With remote workers at a disadvantage, security is also creating further concerns for the modern workforce, as a quarter (25%) revealed that security challenges with remote and hybrid working were affecting IT transformation progress. Businesses are also neglecting to secure the hybrid and remote workforce, with just 14% citing it as a top priority.
Aurelio Maruggi, Apogee Corporation
To further add to security woes, almost one in three (28%) directors said they only audited their IT estate between once a month and once every four to six months. Additionally, only 34% had endpoint security and 26% had device encryption in place, while under one in five businesses (19%) had an end-of-life plan for their devices to improve security among the hybrid workforce. All of these solutions, said Apogee Corporation, were seen as a necessity for organisations to continually safeguard against cyber attacks.
The survey warned that such a lack of technology adoption was culminating in organisations being unable to attract new talent, with 45% saying that offering the latest technology was their top strategy to convince staff to join the business. Additionally, 26% said ensuring access to high-quality, reliable IT solutions was a top priority for attracting and retaining talent.
Moreover, the potential for staff departures was also seen as likely to place further pressure on organisations already struggling with skilled staff shortages. Over a quarter (29%) said their employees were stretched across too many monitoring responsibilities due to the shortages and a quarter (25%) recognised that slow resolution of IT issues was frustrating their staff.

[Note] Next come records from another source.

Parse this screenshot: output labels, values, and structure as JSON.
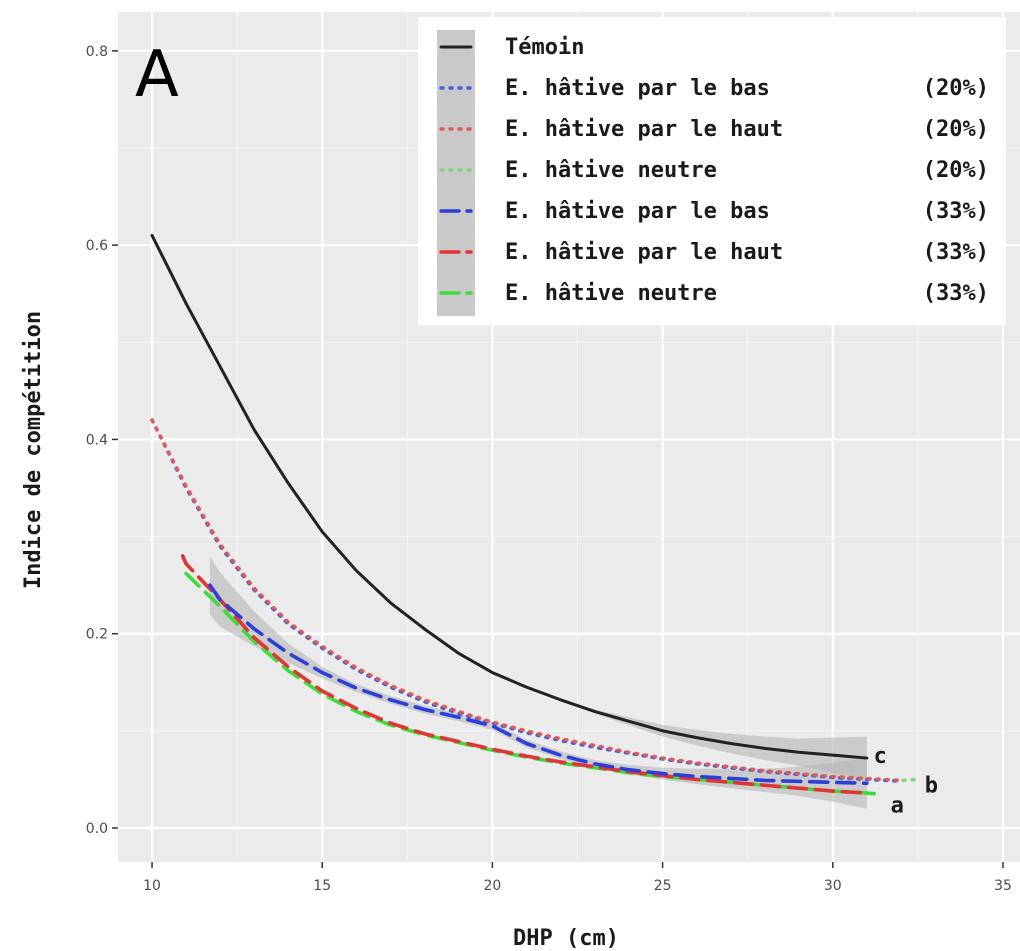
{
  "chart_data": {
    "type": "line",
    "panel_label": "A",
    "xlabel": "DHP (cm)",
    "ylabel": "Indice de compétition",
    "xlim": [
      9,
      35.5
    ],
    "ylim": [
      -0.035,
      0.84
    ],
    "x_ticks": [
      10,
      15,
      20,
      25,
      30,
      35
    ],
    "y_ticks": [
      0.0,
      0.2,
      0.4,
      0.6,
      0.8
    ],
    "y_tick_labels": [
      "0.0",
      "0.2",
      "0.4",
      "0.6",
      "0.8"
    ],
    "grid": true,
    "background": "#ebebeb",
    "legend_position": "top-right",
    "series": [
      {
        "name": "Témoin",
        "pct": "",
        "color": "#222222",
        "style": "solid",
        "x": [
          10,
          11,
          12,
          13,
          14,
          15,
          16,
          17,
          18,
          19,
          20,
          21,
          22,
          23,
          24,
          25,
          26,
          27,
          28,
          29,
          30,
          31
        ],
        "y": [
          0.61,
          0.54,
          0.475,
          0.41,
          0.355,
          0.305,
          0.265,
          0.232,
          0.205,
          0.18,
          0.16,
          0.145,
          0.132,
          0.12,
          0.11,
          0.1,
          0.093,
          0.087,
          0.082,
          0.078,
          0.075,
          0.072
        ],
        "band": [
          0.0,
          0.0,
          0.0,
          0.0,
          0.0,
          0.0,
          0.0,
          0.0,
          0.0,
          0.0,
          0.0,
          0.0,
          0.0,
          0.002,
          0.004,
          0.006,
          0.008,
          0.01,
          0.012,
          0.014,
          0.018,
          0.022
        ]
      },
      {
        "name": "E. hâtive par le bas",
        "pct": "(20%)",
        "color": "#4a5fd6",
        "style": "dotted",
        "x": [
          10,
          11,
          12,
          13,
          14,
          15,
          16,
          17,
          18,
          19,
          20,
          21,
          22,
          23,
          24,
          25,
          26,
          27,
          28,
          29,
          30,
          31,
          32
        ],
        "y": [
          0.42,
          0.35,
          0.29,
          0.245,
          0.21,
          0.185,
          0.163,
          0.145,
          0.13,
          0.118,
          0.108,
          0.098,
          0.09,
          0.083,
          0.077,
          0.071,
          0.066,
          0.062,
          0.058,
          0.055,
          0.052,
          0.05,
          0.048
        ]
      },
      {
        "name": "E. hâtive par le haut",
        "pct": "(20%)",
        "color": "#e05a5a",
        "style": "dotted",
        "x": [
          10,
          11,
          12,
          13,
          14,
          15,
          16,
          17,
          18,
          19,
          20,
          21,
          22,
          23,
          24,
          25,
          26,
          27,
          28,
          29,
          30,
          31,
          32
        ],
        "y": [
          0.42,
          0.352,
          0.292,
          0.247,
          0.212,
          0.187,
          0.165,
          0.147,
          0.132,
          0.12,
          0.109,
          0.1,
          0.092,
          0.085,
          0.078,
          0.072,
          0.067,
          0.063,
          0.059,
          0.056,
          0.053,
          0.051,
          0.049
        ]
      },
      {
        "name": "E. hâtive neutre",
        "pct": "(20%)",
        "color": "#7fd67f",
        "style": "dotted",
        "x": [
          10,
          11,
          12,
          13,
          14,
          15,
          16,
          17,
          18,
          19,
          20,
          21,
          22,
          23,
          24,
          25,
          26,
          27,
          28,
          29,
          30,
          31,
          32,
          32.5
        ],
        "y": [
          0.42,
          0.35,
          0.29,
          0.245,
          0.21,
          0.185,
          0.164,
          0.146,
          0.131,
          0.119,
          0.108,
          0.099,
          0.091,
          0.084,
          0.077,
          0.071,
          0.066,
          0.062,
          0.058,
          0.055,
          0.052,
          0.05,
          0.049,
          0.05
        ]
      },
      {
        "name": "E. hâtive par le bas",
        "pct": "(33%)",
        "color": "#2c3fd8",
        "style": "dashed",
        "x": [
          11.7,
          12,
          13,
          14,
          15,
          16,
          17,
          18,
          19,
          20,
          21,
          22,
          23,
          24,
          25,
          26,
          27,
          28,
          29,
          30,
          31
        ],
        "y": [
          0.25,
          0.235,
          0.205,
          0.18,
          0.16,
          0.144,
          0.132,
          0.122,
          0.114,
          0.105,
          0.087,
          0.075,
          0.066,
          0.06,
          0.056,
          0.053,
          0.051,
          0.049,
          0.048,
          0.047,
          0.046
        ],
        "band": [
          0.03,
          0.028,
          0.018,
          0.01,
          0.006,
          0.004,
          0.004,
          0.004,
          0.004,
          0.004,
          0.004,
          0.004,
          0.004,
          0.005,
          0.006,
          0.008,
          0.01,
          0.012,
          0.015,
          0.02,
          0.026
        ]
      },
      {
        "name": "E. hâtive par le haut",
        "pct": "(33%)",
        "color": "#e03535",
        "style": "dashed",
        "x": [
          10.9,
          11,
          12,
          13,
          14,
          15,
          16,
          17,
          18,
          19,
          20,
          21,
          22,
          23,
          24,
          25,
          26,
          27,
          28,
          29,
          30,
          31
        ],
        "y": [
          0.28,
          0.272,
          0.235,
          0.196,
          0.166,
          0.141,
          0.123,
          0.108,
          0.097,
          0.089,
          0.081,
          0.074,
          0.068,
          0.063,
          0.058,
          0.054,
          0.05,
          0.047,
          0.044,
          0.041,
          0.038,
          0.036
        ]
      },
      {
        "name": "E. hâtive neutre",
        "pct": "(33%)",
        "color": "#3ddc3d",
        "style": "dashed",
        "x": [
          11,
          12,
          13,
          14,
          15,
          16,
          17,
          18,
          19,
          20,
          21,
          22,
          23,
          24,
          25,
          26,
          27,
          28,
          29,
          30,
          31,
          31.3
        ],
        "y": [
          0.262,
          0.228,
          0.192,
          0.162,
          0.138,
          0.12,
          0.106,
          0.096,
          0.088,
          0.08,
          0.073,
          0.067,
          0.062,
          0.057,
          0.053,
          0.05,
          0.047,
          0.044,
          0.041,
          0.038,
          0.036,
          0.035
        ]
      }
    ],
    "annotations": [
      {
        "text": "c",
        "x": 31.2,
        "y": 0.075
      },
      {
        "text": "b",
        "x": 32.7,
        "y": 0.045
      },
      {
        "text": "a",
        "x": 31.7,
        "y": 0.024
      }
    ]
  }
}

“Businesses are ultimately failing to invest in the technologies that meet the needs of today’s workers. Hybrid strategies are now becoming the norm post-pandemic, while the digitally savvy generation is making up more of the modern talent pool,” said Apogee CEO Aurelio Maruggi.
“By not addressing these issues, including the improvement of device security, organisations run the risk of poor morale among staff. This will raise the likelihood of people departing the business and affect the ability to attract new talent.”